The good news for all sides is that over the course of this long argument, researchers have learned more about how stem cells work, and the science has outrun the politics. Adult cells, such as those found in bone marrow, were thought to be less valuable than embryonic cells, which are "pluripotent" master cells that can turn into anything from a brain cell to a toenail. But adult cells may be more elastic than scientists thought, and could offer shortcuts to treatment that embryonic cells can't match.

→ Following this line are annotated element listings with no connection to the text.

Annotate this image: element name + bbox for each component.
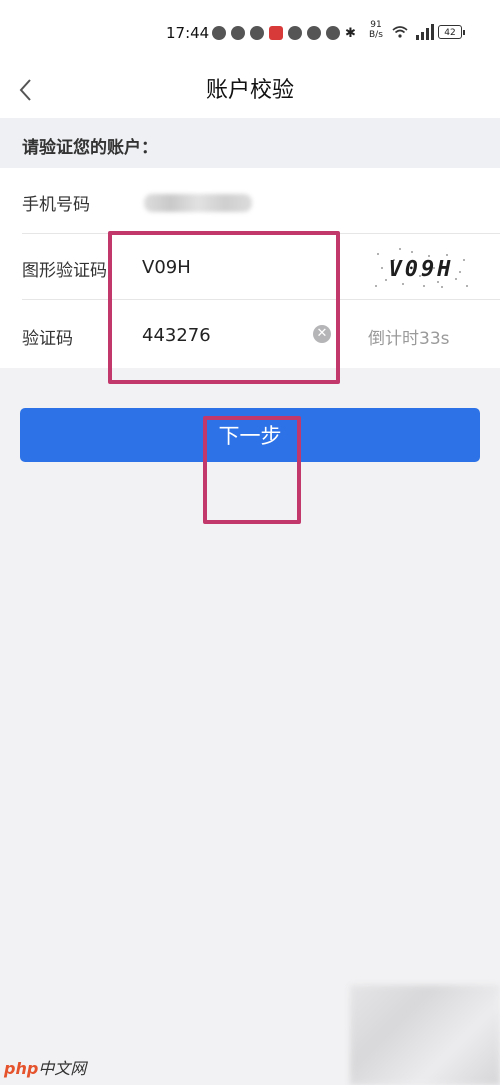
- watermark: php中文网: [4, 1055, 86, 1079]
- code-row: 验证码 倒计时33s: [0, 302, 500, 368]
- nav-bar: 账户校验: [0, 64, 500, 118]
- image-notification-icon: [250, 26, 264, 40]
- divider: [22, 299, 500, 300]
- captcha-row: 图形验证码 V09H: [0, 234, 500, 300]
- net-speed-unit: B/s: [369, 30, 383, 40]
- app-notification-icon: [212, 26, 226, 40]
- watermark-site: 中文网: [38, 1059, 87, 1078]
- countdown-text: 倒计时33s: [368, 329, 450, 349]
- phone-number-masked: [144, 194, 252, 212]
- phone-row: 手机号码: [0, 168, 500, 234]
- wifi-icon: [392, 26, 408, 38]
- sync-icon: [288, 26, 302, 40]
- status-time: 17:44: [166, 24, 210, 42]
- app-badge-icon: [269, 26, 283, 40]
- net-speed-value: 91: [370, 20, 382, 30]
- captcha-input[interactable]: [142, 252, 312, 282]
- next-step-button[interactable]: 下一步: [20, 408, 480, 462]
- bluetooth-icon: ✱: [345, 25, 356, 41]
- watermark-brand: php: [4, 1059, 39, 1078]
- verification-form: 手机号码 图形验证码 V09H 验证码 倒计时33s: [0, 168, 500, 368]
- blurred-region: [350, 985, 500, 1085]
- page-title: 账户校验: [205, 78, 294, 103]
- status-bar: 17:44 ✱ 91 B/s 42: [0, 0, 500, 64]
- net-speed: 91 B/s: [369, 20, 383, 40]
- battery-icon: 42: [438, 25, 465, 39]
- section-header: 请验证您的账户：: [0, 118, 500, 168]
- section-header-text: 请验证您的账户：: [22, 138, 158, 158]
- clear-icon[interactable]: ✕: [313, 325, 331, 343]
- phone-label: 手机号码: [22, 195, 90, 215]
- code-input[interactable]: [142, 320, 312, 350]
- code-label: 验证码: [22, 329, 73, 349]
- signal-icon: [416, 24, 434, 40]
- captcha-image-text: V09H: [389, 257, 454, 282]
- captcha-label: 图形验证码: [22, 261, 107, 281]
- captcha-image[interactable]: V09H: [372, 246, 470, 290]
- vibrate-icon: [326, 26, 340, 40]
- notification-icons: ✱: [212, 22, 356, 44]
- message-notification-icon: [231, 26, 245, 40]
- nfc-icon: [307, 26, 321, 40]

Researchers have discovered that many tissues and organs contain precursor cells that act in many ways like stem cells. The skin, intestines, liver, brain and bone marrow contain these stem cell-- mimicking cells, which could become a reservoir of replacement cells for treating diseases such as leukemias, stroke and some cancers. "Brain stem-cells can make almost all cell types in the brain, and that may be all we need if we want to treat Parkinson's disease or ALS," says Dr. Arnold Kriegstein, who directs the University of California at San Francisco's Institute for Regeneration Medicine. "Embryonic stem cells might not be necessary in those cases." When it comes to treating heart disease, "if you could find a progenitor cell in the adult heart that has the ability to replicate," says Douglas Melton, co-director of the Harvard Stem Cell Institute, "then it's likely easier to start with that cell than begin with an embryonic stem cell, which has too many options."

Cheerleaders for adult stem-cell research point to progress on everything from spinal-cord injuries to diabetes. Scientists at the University of Minnesota have used umbilical-cord-blood stem cells to improve some neurological function; in a paper published last month, Dr. Carlos Lima in Portugal wrote about restoring some motor function and sensation in a few paralyzed patients. At a recent conference of researchers from around the world, a team from Kyoto University in Japan reported success in taking a skin cell, exposing it to four key growth factors and turning it into an embryo-like entity that produced stem cells--all without using an egg. The Kyoto group has submitted its work for publication, after which it will be open to the scrutiny of the scientific community. If successful, it could turn stem-cell science from a tedious, finicky process into a relatively straightforward chemistry project.